En effet, dans ses écoles, il dispense à la jeunesse actuelle un enseignement lui permettant d’apprendre d’authentiques métiers d’une constante valeur marchande. Il cherche aussi à former des techniciens qui, avant d’être l’élite manuelle, sont d’abord des hommes véritables formés selon les plus hautes traditions des métiers du bâtiment et qui leur permet d’accéder aux postes d’encadrement des entreprises.
II – La FCMB

La Fédération Compagnonnique des Métiers du Bâtiment et Autres Activités a été fondée en 1952 par le regroupement des anciennes Sociétés héritières de la tradition compagnonnique. C’est une association de type Loi 1901, reconnue d’Utilité publique depuis 2002.
1 – La Fédération Nationale Compagnonnique des Métiers du Bâtiment :

Son siège est à Paris.
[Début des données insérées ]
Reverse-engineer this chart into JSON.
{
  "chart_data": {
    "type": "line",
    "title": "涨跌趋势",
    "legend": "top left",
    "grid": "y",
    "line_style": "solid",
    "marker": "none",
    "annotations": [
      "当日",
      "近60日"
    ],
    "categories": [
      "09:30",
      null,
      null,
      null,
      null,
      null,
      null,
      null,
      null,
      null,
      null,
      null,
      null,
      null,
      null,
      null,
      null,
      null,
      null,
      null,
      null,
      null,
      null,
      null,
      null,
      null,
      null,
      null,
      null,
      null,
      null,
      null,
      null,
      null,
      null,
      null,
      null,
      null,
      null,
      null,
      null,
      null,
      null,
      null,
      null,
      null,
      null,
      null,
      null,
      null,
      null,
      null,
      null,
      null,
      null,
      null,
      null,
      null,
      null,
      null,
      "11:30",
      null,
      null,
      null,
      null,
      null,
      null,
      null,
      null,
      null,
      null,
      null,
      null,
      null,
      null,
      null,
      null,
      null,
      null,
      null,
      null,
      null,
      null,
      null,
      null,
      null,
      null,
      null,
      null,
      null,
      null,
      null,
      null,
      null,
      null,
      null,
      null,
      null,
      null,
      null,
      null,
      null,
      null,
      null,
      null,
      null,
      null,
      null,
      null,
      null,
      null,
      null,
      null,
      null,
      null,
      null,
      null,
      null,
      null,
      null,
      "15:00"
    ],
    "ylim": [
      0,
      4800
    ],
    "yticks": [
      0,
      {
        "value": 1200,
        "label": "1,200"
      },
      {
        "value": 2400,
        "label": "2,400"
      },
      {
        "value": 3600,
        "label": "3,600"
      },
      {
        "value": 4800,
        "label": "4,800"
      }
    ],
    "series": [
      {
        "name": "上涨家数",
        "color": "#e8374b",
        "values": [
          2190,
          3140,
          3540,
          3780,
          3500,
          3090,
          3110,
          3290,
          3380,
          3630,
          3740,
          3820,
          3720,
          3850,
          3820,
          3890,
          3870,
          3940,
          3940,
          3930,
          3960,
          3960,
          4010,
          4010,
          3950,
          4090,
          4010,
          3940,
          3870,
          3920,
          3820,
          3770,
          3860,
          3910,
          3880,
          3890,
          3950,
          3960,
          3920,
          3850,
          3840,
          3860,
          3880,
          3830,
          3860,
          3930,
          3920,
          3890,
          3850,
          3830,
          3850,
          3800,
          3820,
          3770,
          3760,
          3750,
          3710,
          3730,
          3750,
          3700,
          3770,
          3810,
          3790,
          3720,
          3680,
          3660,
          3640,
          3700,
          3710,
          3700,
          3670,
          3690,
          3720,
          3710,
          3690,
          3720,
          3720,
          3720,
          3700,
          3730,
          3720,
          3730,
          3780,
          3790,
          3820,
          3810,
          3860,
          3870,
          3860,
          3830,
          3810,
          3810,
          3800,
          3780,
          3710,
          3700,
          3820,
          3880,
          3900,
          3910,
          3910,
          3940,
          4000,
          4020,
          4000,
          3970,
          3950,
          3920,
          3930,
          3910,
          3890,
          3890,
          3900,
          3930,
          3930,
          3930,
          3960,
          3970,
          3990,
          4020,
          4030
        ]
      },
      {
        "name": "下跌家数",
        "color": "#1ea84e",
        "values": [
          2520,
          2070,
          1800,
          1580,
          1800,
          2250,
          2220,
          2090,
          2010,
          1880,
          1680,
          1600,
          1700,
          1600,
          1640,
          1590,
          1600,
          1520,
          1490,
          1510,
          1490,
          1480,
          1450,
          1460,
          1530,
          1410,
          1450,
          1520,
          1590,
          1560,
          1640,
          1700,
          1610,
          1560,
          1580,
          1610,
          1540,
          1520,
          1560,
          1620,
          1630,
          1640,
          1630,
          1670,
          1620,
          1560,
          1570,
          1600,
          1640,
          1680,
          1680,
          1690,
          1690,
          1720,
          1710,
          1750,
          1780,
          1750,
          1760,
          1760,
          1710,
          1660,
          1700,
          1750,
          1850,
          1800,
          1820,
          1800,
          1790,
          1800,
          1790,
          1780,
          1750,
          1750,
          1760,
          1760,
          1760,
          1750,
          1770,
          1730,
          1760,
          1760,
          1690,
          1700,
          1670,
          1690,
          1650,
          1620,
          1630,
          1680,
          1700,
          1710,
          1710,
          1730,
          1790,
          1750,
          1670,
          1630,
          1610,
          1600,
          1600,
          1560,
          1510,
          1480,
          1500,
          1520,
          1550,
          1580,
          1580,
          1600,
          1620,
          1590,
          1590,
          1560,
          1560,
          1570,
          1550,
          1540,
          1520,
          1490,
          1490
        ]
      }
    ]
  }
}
Elle regroupe les Fédérations Régionales fédérant elles-mêmes les cinq structures constituant l’ossature de base qui sont :

- la Société des Compagnons Charpentiers des Devoirs du Tour de France

- la Société des Compagnons Maçons Tailleurs de Pierre des Devoirs du Tour de France

- la Société des Compagnons et Affiliés Menuisiers Serruriers du Devoir de Liberté

- la Société des Compagnons Couvreurs Plombiers Zingueurs et Plâtriers du Devoir

- la Société des Peintres et Vitriers du Devoir du Tour de France

Son action porte sur :

- la définition et l’application de la politique compagnonnique nationale,

- la représentation auprès des administrations centrales des Fédérations Régionales,

- l’organisation et la direction des différentes commissions régissant l’enseignement et la gestion au niveau national,

- les relations avec les compagnonnages européens et français,

- la circulation de l’information à l’intérieur et à l’extérieur.

2 – Les Fédérations Régionales Compagnonniques des Métiers du Bâtiment :

Elles regroupent les métiers organisés sous forme de Cayennes ou Chambres.

Leur action porte sur l’intendance en général, à savoir :

- la représentation auprès des administrations publiques et du privé

- l’organisation des stages de formation professionnelle et de l’apprentissage

- la gestion des sièges locaux

- L’organisation des cours de promotion sociale

- La mise à disposition de moyens permettant la pratique du Tour de France
3 – Les métiers (Cayennes ou Chambres) :

Chaque corps de métier est organisé sous forme de Cayenne ou Chambre. Ces dernières sont indépendantes entre elles. Leur action porte sur la vie compagnonnique et l’enseignement promotionnel par les cours de promotion sociale.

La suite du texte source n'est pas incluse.